Le rang Saint-Michel avait été endommagé par un glissement de terrain en mai dernier.

Le rang Saint-Michel bientôt réparé à Saint-Célestin

Saint-Célestin — Les citoyens de la Paroisse de Saint-Célestin pourront bientôt emprunter à nouveau le rang Saint-Michel. Cette route, dont une portion importante avait été emportée par un glissement de terrain le 22 mai dernier, pourra enfin être reconstruite, un chantier qui devrait se terminer vers la fin du mois de mars.

La directrice générale de la municipalité, Gisèle Plourde, a en effet reçu la confirmation que le certificat d’autorisation du ministère de l’Environnement sera délivré dès ce mardi, permettant le début des travaux. Le projet avait fait l’objet d’un appel d’offres il y a quinze jours, et une entreprise de Victoriaville a remporté le contrat pour un montant de 1 123 422 $.

«Les travaux devraient débuter vers la fin de la semaine prochaine, ou au plus tard la dernière semaine de février. On s’attend à ce que ce soit possible de circuler sur la route dès la fin du mois de mars. Après, il restera le pavage à faire, mais au moins le chemin sera praticable», explique Mme Plourde, qui ne cache pas que l’attente aura été longue pour les citoyens, d’autant plus que le chemin de détour prévu n’était pas forcément conçu pour accueillir du transport lourd.

«Il était important pour nous que tout se fasse avant le dégel pour éviter d’endommager de façon importante les routes avec le transport lourd», note-t-elle.

En raison du glissement de terrain, la municipalité aura droit à une aide financière de la part du ministère de la Sécurité publique, qui pourrait couvrir jusqu’à 80 % du montant des travaux. Mme Plourde s’attend toutefois à ce que la facture à la charge de la Paroisse Saint-Célestin soit de l’ordre de 200 000 $ à 250 000 $.

Saint-Maurice
Du côté de Saint-Maurice, là où une partie du rang Saint-Joseph a également été emportée par un glissement de terrain en avril dernier, la municipalité espère très fort pouvoir commencer les travaux pour cet été. C’est que le dossier n’est pas simple à faire avancer, alors que les travaux visant à dégager le ruisseau pour enfin pouvoir aller inspecter le ponceau viennent à peine de se terminer. En effet, la municipalité a dû attendre tout près de six mois pour obtenir le permis du ministère de l’Environnement afin de réaliser ces travaux.
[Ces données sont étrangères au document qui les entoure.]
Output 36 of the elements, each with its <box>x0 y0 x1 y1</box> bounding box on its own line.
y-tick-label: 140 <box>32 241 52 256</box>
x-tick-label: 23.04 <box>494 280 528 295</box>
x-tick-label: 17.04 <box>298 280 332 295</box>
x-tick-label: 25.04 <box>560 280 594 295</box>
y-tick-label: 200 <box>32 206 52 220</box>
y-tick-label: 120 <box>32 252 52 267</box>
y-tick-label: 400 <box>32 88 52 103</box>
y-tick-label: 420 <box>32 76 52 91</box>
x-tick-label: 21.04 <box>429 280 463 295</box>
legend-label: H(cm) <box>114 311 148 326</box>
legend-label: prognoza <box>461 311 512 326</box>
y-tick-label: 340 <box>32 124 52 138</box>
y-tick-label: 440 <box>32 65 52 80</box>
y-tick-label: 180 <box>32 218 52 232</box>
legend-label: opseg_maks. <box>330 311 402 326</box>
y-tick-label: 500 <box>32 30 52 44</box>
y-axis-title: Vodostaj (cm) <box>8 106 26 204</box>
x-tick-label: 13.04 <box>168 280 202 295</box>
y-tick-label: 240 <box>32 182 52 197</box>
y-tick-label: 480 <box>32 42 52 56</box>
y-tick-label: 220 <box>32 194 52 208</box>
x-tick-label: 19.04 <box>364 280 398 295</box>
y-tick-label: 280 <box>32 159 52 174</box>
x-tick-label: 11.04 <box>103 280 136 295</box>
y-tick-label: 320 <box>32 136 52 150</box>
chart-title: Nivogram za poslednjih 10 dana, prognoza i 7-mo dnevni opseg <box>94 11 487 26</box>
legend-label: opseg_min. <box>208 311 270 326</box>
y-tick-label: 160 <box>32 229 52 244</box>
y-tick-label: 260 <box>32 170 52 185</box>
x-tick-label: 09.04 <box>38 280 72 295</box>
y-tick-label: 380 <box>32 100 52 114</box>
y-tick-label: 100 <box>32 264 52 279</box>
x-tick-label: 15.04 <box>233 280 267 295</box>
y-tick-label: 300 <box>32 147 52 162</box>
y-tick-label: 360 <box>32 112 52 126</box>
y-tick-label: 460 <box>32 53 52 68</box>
Selon le maire Gérard Bruneau, les experts seront donc en mesure très bientôt de pouvoir aller évaluer l’état du ponceau et de la route, ce qui permettra ensuite de connaître l’étendue des travaux nécessaires à la réfection de cette route et l’élaboration des plans et devis.

Par ailleurs, les experts devront également évaluer si le tracé de la route devra être modifié, ce qui pourrait aussi entraîner des discussions avec les propriétaires riverains et la Commission de protection du territoire agricole du Québec.

«Nous espérons que les travaux puissent débuter à l’été 2018. En attendant, la route demeure fermée et nous avons des protocoles en place pour ce qui touche les mesures d’urgence. Le dossier avance mais on espère évidemment pouvoir aller le plus rapidement possible», ajoute Gérard Bruneau.